若乃花

若乃花 はお兄ちゃんキャラの仮面を被って鬼のような相撲をとった





空前の大相撲人気の、若貴ブームを現出。小柄な体で横綱に昇進し、史上初の兄弟横綱を実現させた若乃花。お兄ちゃんキャラでしたが、それはそれは厳しい相撲をとる力士でした。

若乃花といえば足の筋肉が有名でしたが腰はむしろ軽く、これは実は伯父の初代若乃花もそうでした。しかし初代若乃花同様にヒザが強靭で、土俵際の逆転劇を演出しました。初優勝のときの曙との一番など、その本領発揮という相撲でした。

立合いの駆け引きが巧く、相手の呼吸をずらすように立つ立合いは絶妙で、巧いというよりもずるいとさえ言われました。これに関してはのちにバラエティ番組などで、「相手が恐いぐらいにデカいんですから、しょうがなかった」という趣旨の発言をして、周囲も納得といった場面がありました。

しかし貴乃花との確執が表に出るようになったころ、貴乃花の「横綱にもとる相撲」といった話をしていたことがありましたが、これは若乃花の立合いを指していると私は思っています。もしそうならば、この確執が修復されることはないでしょう。

若乃花で印象に残る場面で真っ先に浮かぶのは、いつかは記憶にないのですが久島海との一番です。久島海が幕内にいた時期から判断すると、若乃花が幕内から三役に上がるころだと思います。

それまでは小柄で相撲巧者というイメージでしたが、右おっつけで久島海の200kgを超える巨体を、それこそ真上に持ち上げるような感じで浮き上がらせました。さすがに、あれには驚きました。

平成10年春・夏場所に連続優勝で横綱に昇進、平成9年に負ったケガで再起不能かと騒がれた中での奇跡的な復活でした。しかしケガの影響からか体の張りは完全には戻らず、正直にいって全盛期を過ぎたところでの横綱昇進ではありました。

琴錦が、もっとも印象に残る対戦相手に若乃花をあげています。二人の対戦は凄まじいばかりのスピードの豊かさと、技術の粋を尽くした攻防でした。極めてレベルの高かったこの時代、朝青龍と戦わせたかった力士が若乃花と琴錦です。ケガが無かったら、朝青龍が大関に昇進するとき若乃花は31歳。

稀に見る壮絶な相撲になったでしょうね、立合いの神経戦も含めて。
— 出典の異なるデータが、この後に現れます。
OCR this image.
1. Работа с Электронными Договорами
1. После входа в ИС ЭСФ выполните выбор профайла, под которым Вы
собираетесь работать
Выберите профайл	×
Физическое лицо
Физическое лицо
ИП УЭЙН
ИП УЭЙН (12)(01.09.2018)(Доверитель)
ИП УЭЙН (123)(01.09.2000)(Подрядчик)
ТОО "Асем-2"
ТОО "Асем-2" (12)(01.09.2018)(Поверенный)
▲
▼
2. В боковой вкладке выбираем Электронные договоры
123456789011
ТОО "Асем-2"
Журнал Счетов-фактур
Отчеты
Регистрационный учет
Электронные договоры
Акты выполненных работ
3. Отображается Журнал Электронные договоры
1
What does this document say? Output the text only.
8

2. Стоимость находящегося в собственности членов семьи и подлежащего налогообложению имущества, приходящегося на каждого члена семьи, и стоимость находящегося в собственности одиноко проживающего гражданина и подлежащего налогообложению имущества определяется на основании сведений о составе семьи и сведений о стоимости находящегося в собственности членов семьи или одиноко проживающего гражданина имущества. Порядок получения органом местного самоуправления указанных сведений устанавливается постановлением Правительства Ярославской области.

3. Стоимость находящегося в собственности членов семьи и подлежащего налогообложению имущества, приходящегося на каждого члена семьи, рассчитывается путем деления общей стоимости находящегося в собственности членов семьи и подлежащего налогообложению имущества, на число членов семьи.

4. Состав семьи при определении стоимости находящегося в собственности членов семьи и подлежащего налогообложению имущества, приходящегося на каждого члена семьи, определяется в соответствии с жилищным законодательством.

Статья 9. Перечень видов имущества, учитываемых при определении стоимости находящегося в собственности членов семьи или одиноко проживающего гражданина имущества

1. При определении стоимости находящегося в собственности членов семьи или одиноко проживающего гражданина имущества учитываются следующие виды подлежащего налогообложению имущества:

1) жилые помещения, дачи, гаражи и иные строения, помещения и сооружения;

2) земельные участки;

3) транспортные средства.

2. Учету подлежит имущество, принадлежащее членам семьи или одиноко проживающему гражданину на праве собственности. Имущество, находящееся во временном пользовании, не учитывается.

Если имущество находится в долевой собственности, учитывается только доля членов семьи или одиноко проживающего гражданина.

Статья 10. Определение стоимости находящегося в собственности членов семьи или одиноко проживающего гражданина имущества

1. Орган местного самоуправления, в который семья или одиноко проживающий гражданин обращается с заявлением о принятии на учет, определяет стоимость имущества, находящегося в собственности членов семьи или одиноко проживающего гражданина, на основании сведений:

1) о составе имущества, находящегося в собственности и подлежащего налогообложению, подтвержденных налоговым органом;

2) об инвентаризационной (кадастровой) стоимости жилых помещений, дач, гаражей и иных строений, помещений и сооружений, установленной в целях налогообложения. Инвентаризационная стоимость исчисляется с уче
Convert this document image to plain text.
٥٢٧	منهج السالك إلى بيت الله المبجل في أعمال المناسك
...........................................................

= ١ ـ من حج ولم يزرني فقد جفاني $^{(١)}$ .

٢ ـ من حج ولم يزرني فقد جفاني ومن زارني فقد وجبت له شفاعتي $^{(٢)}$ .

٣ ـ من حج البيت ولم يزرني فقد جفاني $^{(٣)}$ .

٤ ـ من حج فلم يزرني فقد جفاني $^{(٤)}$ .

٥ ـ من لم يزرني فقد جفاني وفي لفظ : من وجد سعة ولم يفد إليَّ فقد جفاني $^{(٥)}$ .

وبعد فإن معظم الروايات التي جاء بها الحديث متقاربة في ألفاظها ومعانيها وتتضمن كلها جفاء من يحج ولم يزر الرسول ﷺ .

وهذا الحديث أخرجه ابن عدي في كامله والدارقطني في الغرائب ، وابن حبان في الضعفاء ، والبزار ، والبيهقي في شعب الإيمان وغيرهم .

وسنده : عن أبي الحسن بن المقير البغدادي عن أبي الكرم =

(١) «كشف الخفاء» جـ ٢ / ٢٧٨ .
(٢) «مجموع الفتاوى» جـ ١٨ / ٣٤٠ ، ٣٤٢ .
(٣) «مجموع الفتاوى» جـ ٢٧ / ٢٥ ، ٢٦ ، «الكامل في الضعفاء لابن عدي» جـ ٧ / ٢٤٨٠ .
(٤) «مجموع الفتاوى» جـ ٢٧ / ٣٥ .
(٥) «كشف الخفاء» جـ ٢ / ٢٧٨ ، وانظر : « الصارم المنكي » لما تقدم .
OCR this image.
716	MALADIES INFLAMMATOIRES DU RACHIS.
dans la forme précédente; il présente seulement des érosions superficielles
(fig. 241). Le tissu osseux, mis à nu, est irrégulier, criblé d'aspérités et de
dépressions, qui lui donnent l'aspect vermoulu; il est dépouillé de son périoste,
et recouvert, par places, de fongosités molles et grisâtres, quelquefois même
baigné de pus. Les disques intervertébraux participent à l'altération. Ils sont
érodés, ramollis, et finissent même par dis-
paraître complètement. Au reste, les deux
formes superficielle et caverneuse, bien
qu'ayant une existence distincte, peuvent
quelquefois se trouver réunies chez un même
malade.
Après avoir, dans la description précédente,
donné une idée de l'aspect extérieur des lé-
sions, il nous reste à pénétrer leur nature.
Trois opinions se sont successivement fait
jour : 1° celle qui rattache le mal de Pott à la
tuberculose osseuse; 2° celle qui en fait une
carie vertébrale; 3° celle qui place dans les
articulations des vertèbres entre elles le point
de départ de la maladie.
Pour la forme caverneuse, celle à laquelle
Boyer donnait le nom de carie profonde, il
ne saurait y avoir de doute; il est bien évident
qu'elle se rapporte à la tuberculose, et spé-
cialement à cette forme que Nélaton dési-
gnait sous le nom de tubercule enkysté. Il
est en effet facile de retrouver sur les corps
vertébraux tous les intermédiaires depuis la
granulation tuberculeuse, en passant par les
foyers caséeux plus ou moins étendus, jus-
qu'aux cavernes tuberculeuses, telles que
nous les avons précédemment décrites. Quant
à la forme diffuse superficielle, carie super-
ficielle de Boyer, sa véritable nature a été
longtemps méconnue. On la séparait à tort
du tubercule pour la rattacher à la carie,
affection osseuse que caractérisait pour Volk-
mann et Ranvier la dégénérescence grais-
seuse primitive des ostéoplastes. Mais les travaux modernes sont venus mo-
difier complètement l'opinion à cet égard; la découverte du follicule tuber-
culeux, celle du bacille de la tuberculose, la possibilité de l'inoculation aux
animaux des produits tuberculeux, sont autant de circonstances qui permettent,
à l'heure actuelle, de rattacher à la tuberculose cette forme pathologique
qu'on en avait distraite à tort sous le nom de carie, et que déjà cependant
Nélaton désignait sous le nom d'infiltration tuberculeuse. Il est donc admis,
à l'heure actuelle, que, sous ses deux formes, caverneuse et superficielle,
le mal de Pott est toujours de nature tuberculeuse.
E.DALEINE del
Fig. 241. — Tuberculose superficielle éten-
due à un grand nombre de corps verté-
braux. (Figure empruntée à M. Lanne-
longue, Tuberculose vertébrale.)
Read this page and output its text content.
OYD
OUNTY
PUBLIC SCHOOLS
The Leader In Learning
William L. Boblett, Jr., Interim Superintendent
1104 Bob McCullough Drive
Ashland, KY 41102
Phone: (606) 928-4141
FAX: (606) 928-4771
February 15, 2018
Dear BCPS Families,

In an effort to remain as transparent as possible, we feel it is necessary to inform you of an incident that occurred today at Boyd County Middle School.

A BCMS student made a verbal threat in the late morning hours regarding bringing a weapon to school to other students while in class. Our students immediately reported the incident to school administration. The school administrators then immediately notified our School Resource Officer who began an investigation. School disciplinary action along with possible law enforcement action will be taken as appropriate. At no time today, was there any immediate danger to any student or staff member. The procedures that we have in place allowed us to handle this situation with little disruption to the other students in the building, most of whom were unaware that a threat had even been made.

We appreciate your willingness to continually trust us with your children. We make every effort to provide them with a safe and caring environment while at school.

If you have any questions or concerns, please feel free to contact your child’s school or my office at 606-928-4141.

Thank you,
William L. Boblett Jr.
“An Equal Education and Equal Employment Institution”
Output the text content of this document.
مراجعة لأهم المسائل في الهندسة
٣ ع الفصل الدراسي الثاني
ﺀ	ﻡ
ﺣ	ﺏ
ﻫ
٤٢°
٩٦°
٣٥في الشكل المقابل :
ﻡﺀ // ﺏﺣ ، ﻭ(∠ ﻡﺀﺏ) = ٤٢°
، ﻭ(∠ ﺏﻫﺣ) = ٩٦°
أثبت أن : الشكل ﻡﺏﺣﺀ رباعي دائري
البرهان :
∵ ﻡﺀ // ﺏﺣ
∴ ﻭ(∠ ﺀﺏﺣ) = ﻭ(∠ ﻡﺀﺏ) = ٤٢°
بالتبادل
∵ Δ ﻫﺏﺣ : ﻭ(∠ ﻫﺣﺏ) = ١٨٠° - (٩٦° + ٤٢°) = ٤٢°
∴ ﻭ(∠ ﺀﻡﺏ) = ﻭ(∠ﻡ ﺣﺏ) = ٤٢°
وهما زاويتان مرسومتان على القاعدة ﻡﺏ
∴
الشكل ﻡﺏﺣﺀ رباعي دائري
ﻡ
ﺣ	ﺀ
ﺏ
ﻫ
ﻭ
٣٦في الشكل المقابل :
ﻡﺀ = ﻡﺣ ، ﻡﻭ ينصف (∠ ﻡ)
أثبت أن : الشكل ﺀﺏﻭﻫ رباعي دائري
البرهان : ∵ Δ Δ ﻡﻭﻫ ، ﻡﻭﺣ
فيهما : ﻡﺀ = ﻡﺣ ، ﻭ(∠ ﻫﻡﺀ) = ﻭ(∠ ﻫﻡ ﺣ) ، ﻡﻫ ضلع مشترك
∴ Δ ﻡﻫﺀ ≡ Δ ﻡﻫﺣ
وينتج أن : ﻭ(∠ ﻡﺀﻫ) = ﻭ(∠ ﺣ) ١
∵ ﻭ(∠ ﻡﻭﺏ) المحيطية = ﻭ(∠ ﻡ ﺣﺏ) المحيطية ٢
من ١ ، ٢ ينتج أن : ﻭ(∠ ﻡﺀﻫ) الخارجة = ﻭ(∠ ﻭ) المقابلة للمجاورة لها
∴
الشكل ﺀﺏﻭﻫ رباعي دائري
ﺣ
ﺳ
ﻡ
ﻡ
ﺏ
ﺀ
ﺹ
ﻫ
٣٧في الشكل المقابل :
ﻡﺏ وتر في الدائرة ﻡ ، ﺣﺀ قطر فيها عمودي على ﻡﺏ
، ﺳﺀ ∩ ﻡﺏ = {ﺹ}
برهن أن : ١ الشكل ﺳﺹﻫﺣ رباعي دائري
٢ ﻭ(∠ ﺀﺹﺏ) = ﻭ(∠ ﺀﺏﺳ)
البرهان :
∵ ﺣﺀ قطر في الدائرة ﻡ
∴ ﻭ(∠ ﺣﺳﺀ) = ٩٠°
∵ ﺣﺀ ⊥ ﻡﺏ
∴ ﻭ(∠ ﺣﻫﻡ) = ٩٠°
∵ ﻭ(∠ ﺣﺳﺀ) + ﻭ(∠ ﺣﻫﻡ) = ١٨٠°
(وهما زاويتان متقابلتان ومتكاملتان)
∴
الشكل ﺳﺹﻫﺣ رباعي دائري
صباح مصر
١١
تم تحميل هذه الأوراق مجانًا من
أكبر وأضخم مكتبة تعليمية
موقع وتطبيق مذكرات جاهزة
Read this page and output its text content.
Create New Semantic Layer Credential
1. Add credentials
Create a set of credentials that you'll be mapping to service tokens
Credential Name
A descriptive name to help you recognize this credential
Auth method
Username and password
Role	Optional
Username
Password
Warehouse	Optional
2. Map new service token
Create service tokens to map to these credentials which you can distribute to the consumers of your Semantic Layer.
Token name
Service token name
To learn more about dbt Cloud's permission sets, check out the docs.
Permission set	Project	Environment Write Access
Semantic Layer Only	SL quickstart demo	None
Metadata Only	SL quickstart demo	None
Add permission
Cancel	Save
何といっても伯父さんは、「土俵の鬼」でしたから。

大相撲力士名鑑 : 若乃花




 

2件のコメント

  1. >>しかし貴乃花との確執が表に出るようになったころ、貴乃花の「横綱にもとる相撲」といった話をしていたことがありましたが、これは若乃花の立合いを指していると私は思っています。もしそうならば、この確執が修復されることはないでしょう。
    若貴兄弟は父親が異なり(しかもいずれの父親も大関貴ノ花ではない)それが兄弟の確執の原因だ、というゲスい噂が根強くあって、正直ウンザリしていた。
    上記の「横綱にもとる相撲」説が正解ならば、貴乃花親方の常軌を逸した理事長への執着も、貴乃花一門以外の親方が貴乃花親方を支持するのも理解できる。
    ただ、貴乃花親方の弱点と言っていいのか、ご自分の意見を上手く言葉で表現することができない。NHKの相撲中継の解説のときは、必ず向正面の阿武松親方が「通訳」の役目に就いている。
    以前の通訳役の貴闘力は私生活のトラブルで相撲協会を退職、貴ノ浪は早世した。
    貴乃花親方に関して理解できないのは、毎年節分に豆まきをして、春場所の宿舎にしている某神社だが、これはまた別の問題か。

    1. shin2さんへ
      コメント、ありがとうございます。
      貴乃花親方は以前にテレビで、自分のダイエットをした方法や、四股踏みが体に良い運動であることの説明は明快に話していました。相撲に関しては、やはり貴乃花にしか分からない世界観があって言葉が理解しがたいということでしょうか。あまり貴乃花親方の解説を聞く機会がなかったので、詳しくは分かりませんが・・・。松村邦洋の、「コラ~、貴ノ岩あぁ~」のモノマネは、いかにも言いそうだなぁと思って、見ております。